More weeks went by, and my daughter ate once per day, and jumped less. I barley hear her voice, and she craved more greens. I fed her greens in small quantities, but she continued refusing milk. She refused being taken for walks, and just sat all day. We considered taking her to the vet for some shots and pills to prevent future diseases and cure her sneezing.
And finally, I decided to give her away to a Shepard. I took her; she was running at some points ahead of me, and refusing to proceed later at other times. Goats are the most stubborn creatures I have seen so far, and I always have been afraid of giving a strong pull that might snap her neck… so I carried her when she went all goatzy and stood refusing to walk.
Anyway, we arrived at the barn, and she saw her own kind. And she looked at me with her blue eyes, a weird look not sure if she was saying “thank you for putting me with other goats” or “mom, you are giving up on me?”
I put her in the barn and stood to watch what will happen. There was two possibilities, they taker her in, or the beat her up till she dies.
Nour crumbled up in a corner as the two big goats approached followed by the little goats. The big goats stood on a higher platform than nour and looked down on her, as if it was court session. Nour was trembling at that point and giving me sad looks.

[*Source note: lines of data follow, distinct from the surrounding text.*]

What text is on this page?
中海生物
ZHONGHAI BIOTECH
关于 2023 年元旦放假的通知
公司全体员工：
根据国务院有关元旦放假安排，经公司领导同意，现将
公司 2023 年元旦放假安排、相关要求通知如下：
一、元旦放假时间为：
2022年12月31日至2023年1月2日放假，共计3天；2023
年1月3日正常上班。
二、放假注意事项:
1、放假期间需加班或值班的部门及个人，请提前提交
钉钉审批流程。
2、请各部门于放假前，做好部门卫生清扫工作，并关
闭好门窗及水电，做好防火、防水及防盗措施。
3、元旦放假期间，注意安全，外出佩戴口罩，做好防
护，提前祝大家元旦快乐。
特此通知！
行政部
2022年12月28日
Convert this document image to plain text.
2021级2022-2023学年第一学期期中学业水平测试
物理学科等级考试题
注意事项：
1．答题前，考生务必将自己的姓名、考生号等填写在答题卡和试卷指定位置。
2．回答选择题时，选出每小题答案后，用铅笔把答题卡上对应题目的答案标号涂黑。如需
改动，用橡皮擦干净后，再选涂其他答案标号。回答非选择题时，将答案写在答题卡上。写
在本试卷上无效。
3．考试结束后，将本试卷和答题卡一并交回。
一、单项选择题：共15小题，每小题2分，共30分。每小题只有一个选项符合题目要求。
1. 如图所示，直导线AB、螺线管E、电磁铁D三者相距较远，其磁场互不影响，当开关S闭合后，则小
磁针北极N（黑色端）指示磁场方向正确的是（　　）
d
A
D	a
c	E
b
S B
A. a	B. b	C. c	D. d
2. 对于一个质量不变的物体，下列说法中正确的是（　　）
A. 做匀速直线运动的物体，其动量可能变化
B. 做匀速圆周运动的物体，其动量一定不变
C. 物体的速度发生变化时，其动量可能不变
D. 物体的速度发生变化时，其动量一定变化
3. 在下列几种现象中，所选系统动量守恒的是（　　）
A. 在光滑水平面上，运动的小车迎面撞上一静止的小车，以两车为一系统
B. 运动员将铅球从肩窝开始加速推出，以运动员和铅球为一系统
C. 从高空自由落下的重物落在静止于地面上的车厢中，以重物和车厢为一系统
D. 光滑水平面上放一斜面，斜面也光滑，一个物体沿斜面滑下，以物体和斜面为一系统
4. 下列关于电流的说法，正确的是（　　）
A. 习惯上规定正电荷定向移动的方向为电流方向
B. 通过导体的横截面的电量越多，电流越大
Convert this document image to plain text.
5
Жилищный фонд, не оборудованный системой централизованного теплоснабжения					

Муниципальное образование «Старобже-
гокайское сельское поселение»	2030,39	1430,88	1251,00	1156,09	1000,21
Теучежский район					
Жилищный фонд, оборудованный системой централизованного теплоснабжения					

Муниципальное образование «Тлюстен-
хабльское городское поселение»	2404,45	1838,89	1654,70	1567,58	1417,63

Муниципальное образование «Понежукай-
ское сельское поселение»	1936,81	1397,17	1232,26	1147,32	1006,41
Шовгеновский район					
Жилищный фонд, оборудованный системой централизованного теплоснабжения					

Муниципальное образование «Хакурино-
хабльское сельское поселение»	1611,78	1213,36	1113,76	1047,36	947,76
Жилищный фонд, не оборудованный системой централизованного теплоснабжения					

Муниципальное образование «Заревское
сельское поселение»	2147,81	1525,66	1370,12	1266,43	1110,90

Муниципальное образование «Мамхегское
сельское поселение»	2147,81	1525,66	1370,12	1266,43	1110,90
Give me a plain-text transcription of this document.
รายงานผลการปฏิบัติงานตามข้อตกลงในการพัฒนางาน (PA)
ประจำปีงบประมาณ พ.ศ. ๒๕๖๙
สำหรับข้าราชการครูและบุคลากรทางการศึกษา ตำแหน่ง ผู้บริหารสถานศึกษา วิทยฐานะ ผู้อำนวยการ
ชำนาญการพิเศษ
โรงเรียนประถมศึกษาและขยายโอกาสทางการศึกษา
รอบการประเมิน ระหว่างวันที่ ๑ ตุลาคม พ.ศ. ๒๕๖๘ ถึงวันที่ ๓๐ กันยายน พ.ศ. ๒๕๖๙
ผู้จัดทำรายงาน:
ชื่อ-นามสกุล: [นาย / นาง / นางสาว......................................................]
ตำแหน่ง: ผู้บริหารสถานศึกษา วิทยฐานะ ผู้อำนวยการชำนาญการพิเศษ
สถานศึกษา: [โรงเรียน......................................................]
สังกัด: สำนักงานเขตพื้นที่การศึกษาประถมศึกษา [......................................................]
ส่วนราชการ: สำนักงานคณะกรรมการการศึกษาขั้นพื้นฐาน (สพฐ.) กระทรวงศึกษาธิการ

The female goat looked at the male goat, approached his ear, and whispered something; he did the same with her. And after much staring at nour, and all at once, the goats looked at me, with their naive looking eyes. And they looked back at nour. The two big goats approached nour slowly, but she ran away. They followed her till she got cornered again, and sniffed her ass. But nour, scared and trembling, ran to the other corner. At that point, the two big goats gave me another look as in saying “you can leave her with us”. But I stayed; I wanted to make sure they won’t harm my baby. The female goat touched the male goats’ nose and Nose Bridge, and approached nour alone. Nour was loss scared at that point, and she let the female goat sniff her butt. The female goat backed away, and a baby goat approached and touched nours nose and Nose Bridge, the big male goat did the same next. As I was sure nour is in a better place, I turned away, and as I did, I heard her voice calling out, the same call I heard the day I found her, she was calling for her mother. I turned and saw her staring at me.
I couldn’t go back for her; she needs to be with her own kind. But I will give her visits occasionally, to check on her with the new family.